Twice before in our history the governing political consensus has shattered, replaced by a new one only after a national catastrophe. And that’s precisely where we find ourselves today.
That’s according to James Pierson’s Shattered Consensus, a thoughtful analysis by a thoughtful man. From Jefferson to the Civil War the Democrats were the party of the governing consensus, but their inability to solve the slavery issue brought the Republicans into power. Until the Great Depression, Republicans represented a new consensus, but their failure to control the excesses of laissez faire capitalism brought their downfall. The new Democratic consensus prevailed until the present time, but it too has shattered, and there is no consensus in this country today. Piereson thinks we must suffer a market collapse, or a major recession, or a terror attack before a new one can be formed. In the process we are going to have to accept a lower standard of living. In his view the new consensus will feature a return to federalism, economic growth, and the downfall of the public sector unions.
It’s important to clearly appreciate what Piereson is saying. It doesn’t matter who wins the White House. Even if we hold all the reins of power, the Presidency, the House , the Senate, the Supreme Court — it still won’t be enough. To deal with our intractable problems we need a national consensus, and we won’t get one unless we suffer a great calamity. We’re a 50-50 nation right now, at war with one another, with no victory for either side in sight.
So I guess we just sit around and await the inevitable Civil War or Great Depression to give us the chance to get things right. Or maybe we could use Article V to avert such catastrophes. Our choice. Maybe we ought to at least give it a try. I don’t think a decline in our standard of living is something we should settle for. If the first Amendment Convention is a success, others will follow, and the sclerotic federal government can be cut down to size. Prosperity would follow. But if we don’t use Article V, I think Piereson is right. Congress has degenerated into a bipartisan parliament of whores, and will never clean up its mess without an outside intervention.
Piereson’s a very bright guy, and he makes a number of interesting points. Today it’s a commonplace that Democrats are most passionate about conserving their gains than anything beyond them. I didn’t know that Richard Hofstadter was saying that back in 1955. He also describes contemporary liberalism as essentially punitive, which is quite true, when you think about it.

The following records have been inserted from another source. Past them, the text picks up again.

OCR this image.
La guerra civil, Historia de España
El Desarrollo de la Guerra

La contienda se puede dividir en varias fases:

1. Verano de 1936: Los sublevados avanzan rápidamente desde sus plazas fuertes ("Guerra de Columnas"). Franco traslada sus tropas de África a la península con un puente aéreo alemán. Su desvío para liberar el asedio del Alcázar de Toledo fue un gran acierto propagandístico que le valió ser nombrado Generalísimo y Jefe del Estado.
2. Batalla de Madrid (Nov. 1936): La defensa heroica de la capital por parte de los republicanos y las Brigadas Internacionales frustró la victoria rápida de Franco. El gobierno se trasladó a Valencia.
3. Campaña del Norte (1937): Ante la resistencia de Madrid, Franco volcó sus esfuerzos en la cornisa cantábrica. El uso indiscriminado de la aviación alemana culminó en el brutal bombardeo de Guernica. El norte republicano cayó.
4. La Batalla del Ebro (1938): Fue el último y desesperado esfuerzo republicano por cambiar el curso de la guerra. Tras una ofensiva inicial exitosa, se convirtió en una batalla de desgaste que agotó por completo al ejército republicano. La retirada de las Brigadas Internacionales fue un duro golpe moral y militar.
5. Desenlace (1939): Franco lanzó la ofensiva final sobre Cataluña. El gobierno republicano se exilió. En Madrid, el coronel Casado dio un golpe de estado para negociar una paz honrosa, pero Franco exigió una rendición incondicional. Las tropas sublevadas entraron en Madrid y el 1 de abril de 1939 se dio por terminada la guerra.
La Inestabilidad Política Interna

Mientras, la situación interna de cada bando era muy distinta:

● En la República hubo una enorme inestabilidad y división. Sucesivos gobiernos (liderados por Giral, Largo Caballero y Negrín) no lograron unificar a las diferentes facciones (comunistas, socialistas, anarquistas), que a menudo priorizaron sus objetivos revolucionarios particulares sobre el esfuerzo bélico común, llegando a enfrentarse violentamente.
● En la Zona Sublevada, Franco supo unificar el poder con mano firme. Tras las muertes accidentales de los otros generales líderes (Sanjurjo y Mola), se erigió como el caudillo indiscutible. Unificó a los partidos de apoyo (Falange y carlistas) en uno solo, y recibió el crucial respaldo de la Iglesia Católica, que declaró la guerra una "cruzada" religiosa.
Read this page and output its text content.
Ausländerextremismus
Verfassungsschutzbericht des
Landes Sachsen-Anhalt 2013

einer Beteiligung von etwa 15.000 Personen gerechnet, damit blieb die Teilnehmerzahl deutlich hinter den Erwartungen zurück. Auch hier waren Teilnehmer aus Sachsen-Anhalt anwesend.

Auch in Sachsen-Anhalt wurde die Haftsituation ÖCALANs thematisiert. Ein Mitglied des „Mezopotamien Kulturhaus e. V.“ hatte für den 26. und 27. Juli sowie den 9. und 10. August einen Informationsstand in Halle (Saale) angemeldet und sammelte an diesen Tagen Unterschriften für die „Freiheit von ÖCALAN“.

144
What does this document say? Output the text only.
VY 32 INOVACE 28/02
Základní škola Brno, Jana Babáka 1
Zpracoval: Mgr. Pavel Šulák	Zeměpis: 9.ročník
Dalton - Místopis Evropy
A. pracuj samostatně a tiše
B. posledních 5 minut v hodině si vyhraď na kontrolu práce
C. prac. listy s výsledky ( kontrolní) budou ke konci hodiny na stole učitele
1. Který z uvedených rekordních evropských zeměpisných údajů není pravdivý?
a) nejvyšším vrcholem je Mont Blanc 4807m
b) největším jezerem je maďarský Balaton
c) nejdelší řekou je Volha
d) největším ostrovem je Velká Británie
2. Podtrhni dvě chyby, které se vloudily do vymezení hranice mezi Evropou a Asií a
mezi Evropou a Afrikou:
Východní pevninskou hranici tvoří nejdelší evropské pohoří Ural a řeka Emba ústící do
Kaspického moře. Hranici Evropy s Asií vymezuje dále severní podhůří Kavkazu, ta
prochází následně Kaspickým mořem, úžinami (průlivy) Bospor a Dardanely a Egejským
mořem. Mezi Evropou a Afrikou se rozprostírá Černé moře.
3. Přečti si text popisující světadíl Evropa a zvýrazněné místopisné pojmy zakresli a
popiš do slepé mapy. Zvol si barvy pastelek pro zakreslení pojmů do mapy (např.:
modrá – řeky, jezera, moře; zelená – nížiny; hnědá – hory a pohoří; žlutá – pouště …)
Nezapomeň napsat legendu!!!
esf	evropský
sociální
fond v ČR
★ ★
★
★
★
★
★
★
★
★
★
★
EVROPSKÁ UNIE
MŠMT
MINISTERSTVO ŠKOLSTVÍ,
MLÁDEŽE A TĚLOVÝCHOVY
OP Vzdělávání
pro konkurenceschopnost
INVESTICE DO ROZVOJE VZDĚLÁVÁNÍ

His most interesting observation is that the celebrated tolerance of the left is really nothing more than nihilism.
Fruth has been updating his Article V BBA campaign brochure, using the latest numbers from CBO and elsewhere. He says it just keeps getting scarier and scarier. I guess we’ll never be able to convince all the low information voters of our peril. But you’d think serious people of all political persuasions would understand that this is an existential threat. One which Hillary and the D’s should be forced to confront. Unless she’s indicted she’s the Democrat nominee. Shouldn’t someone in the media ask her what she plans to do about this problem? But I’m being naive. Since when does a press secretary pose hard questions to its candidate?
My review of An American Son is up at American Thinker today. Here’s the link. Internet commenters, and not just at AT, are an odd lot. Some people just can’t disagree, they have to insult and ridicule.
Lew Uhler’s 40th birthday party for the National Tax Limitation Committee was quite a success, and I’m very glad I got to attend. There were some quite promising opportunities which presented themselves, and I’m optimistic that Fruth is going to be able to get not only Wyoming but Idaho. That should get us to 32, where the Republican nominee — whomever it is — will carry us across the finish line. Even the most dimwitted of the candidates will realize the political appeal not only of the BBA, but, more importantly, of Article V. So I’m feeling good.
Lew and I have the same Congressman, Tom McClintock, who just recently left the House Freedom Caucus. Tom is as smart and conservative as anybody in Congress, and he couldn’t see their political end strategy. He spoke briefly at Lew’s event, and his words were music to my ears: “It’s starting to feel like 1979.” Actually, though, I think he’s underselling our position.
I think it’s starting to feel like 1919.